Working with our allies, we have to be prepared to deal with the consequences of success–helping to provide security inside Iraq after Saddam is gone, working with the various Iraqi opposition groups in shaping a new government, reassuring Iraq’s neighbors about its future stability, and supporting the Iraqi people as they rebuild their lives. This is a massive undertaking, and we must pursue it with no illusions.

Ensuring that Iraq complies with its commitments to the international community is the mission of the moment. Rebuilding Iraq and helping it evolve into a democracy at peace with itself and its neighbors will be the mission of many years.

Unfortunately, the administration’s record to date gives me cause for concern. They must not make the same mistakes in post-Saddam Iraq that they are making in post-Taliban Afghanistan, where they have been dangerously slow in making the real commitment necessary to help democracy take root and flourish.

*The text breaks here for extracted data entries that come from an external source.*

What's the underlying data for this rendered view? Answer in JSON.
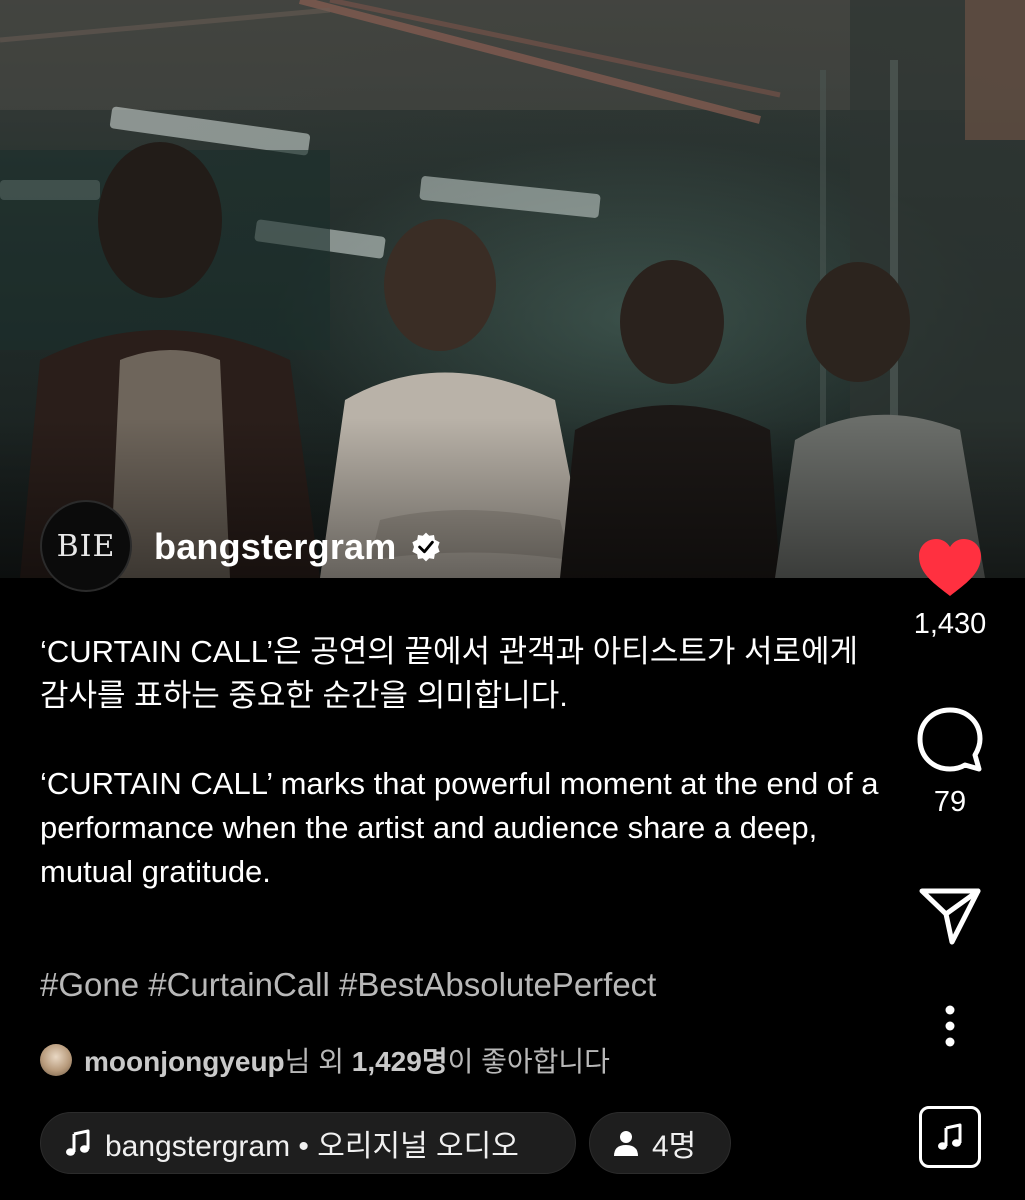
{
  "post": {
    "username": "bangstergram",
    "avatar_logo_text": "BIE",
    "caption_ko": "‘CURTAIN CALL’은 공연의 끝에서 관객과 아티스트가 서로에게 감사를 표하는 중요한 순간을 의미합니다.",
    "caption_en": "‘CURTAIN CALL’ marks that powerful moment at the end of a performance when the artist and audience share a deep, mutual gratitude.",
    "hashtags": "#Gone #CurtainCall #BestAbsolutePerfect"
  },
  "likes": {
    "first_user": "moonjongyeup",
    "suffix_1": "님 외 ",
    "count_text": "1,429명",
    "suffix_2": "이 좋아합니다"
  },
  "actions": {
    "like_count": "1,430",
    "comment_count": "79"
  },
  "audio": {
    "label": "bangstergram • 오리지널 오디오"
  },
  "people": {
    "label": "4명"
  },
  "colors": {
    "like_red": "#ff3040",
    "background": "#000000",
    "muted_text": "#b8b8b8"
  },
  "icons": [
    "heart-icon",
    "comment-icon",
    "share-icon",
    "more-icon",
    "music-note-icon",
    "person-icon",
    "verified-icon"
  ]
}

Finally, the administration must show that its actions against Iraq are part of a broader strategy to strengthen American security around the world.

We must address the most insidious threat posed by weapons of mass destruction–the threat that comes from the ability of terrorists to obtain them. We must do much more to support the many disarmament programs already in place to dismantle weapons and prevent access to weapons-grade materials in Russia and the former Soviet states; we must fully fund Nunn-Lugar; and we should work hard to forge international coalition to prevent proliferation.

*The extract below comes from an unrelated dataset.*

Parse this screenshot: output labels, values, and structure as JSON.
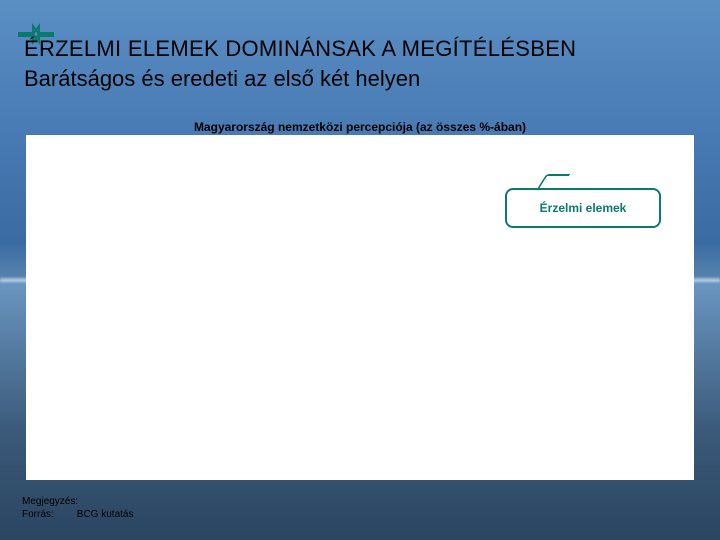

We must be fully and continuously engaged to help resolve the crisis between Israel and the Palestinians. Disengagement was a mistake. The United States cannot deliver peace to the parties, but no agreement is possible without our active involvement.

We also must have a national strategy for energy security, working to strengthen relationships with new suppliers and doing more to develop alternative sources of power.

And we must do far more to promote democracy throughout the Arab world. We should examine our overall engagement in the entire region, and employ the same kinds of tools that we used to win the battle of ideas fought during the Cold War, from vigorous public diplomacy to assistance for democratic reform at the grassroots.

The path of confronting Saddam is full of hazards. But the path of inaction is far more dangerous. This week, a week where we remember the sacrifice of thousands of innocent Americans made on 9/11, the choice could not be starker. Had we known that such attacks were imminent, we surely would have used every means at our disposal to prevent them and take out the plotters. We cannot wait for such a terrible event–or, if weapons of mass destruction are used, one far worse–to address the clear and present danger posed by Saddam Hussein’s Iraq.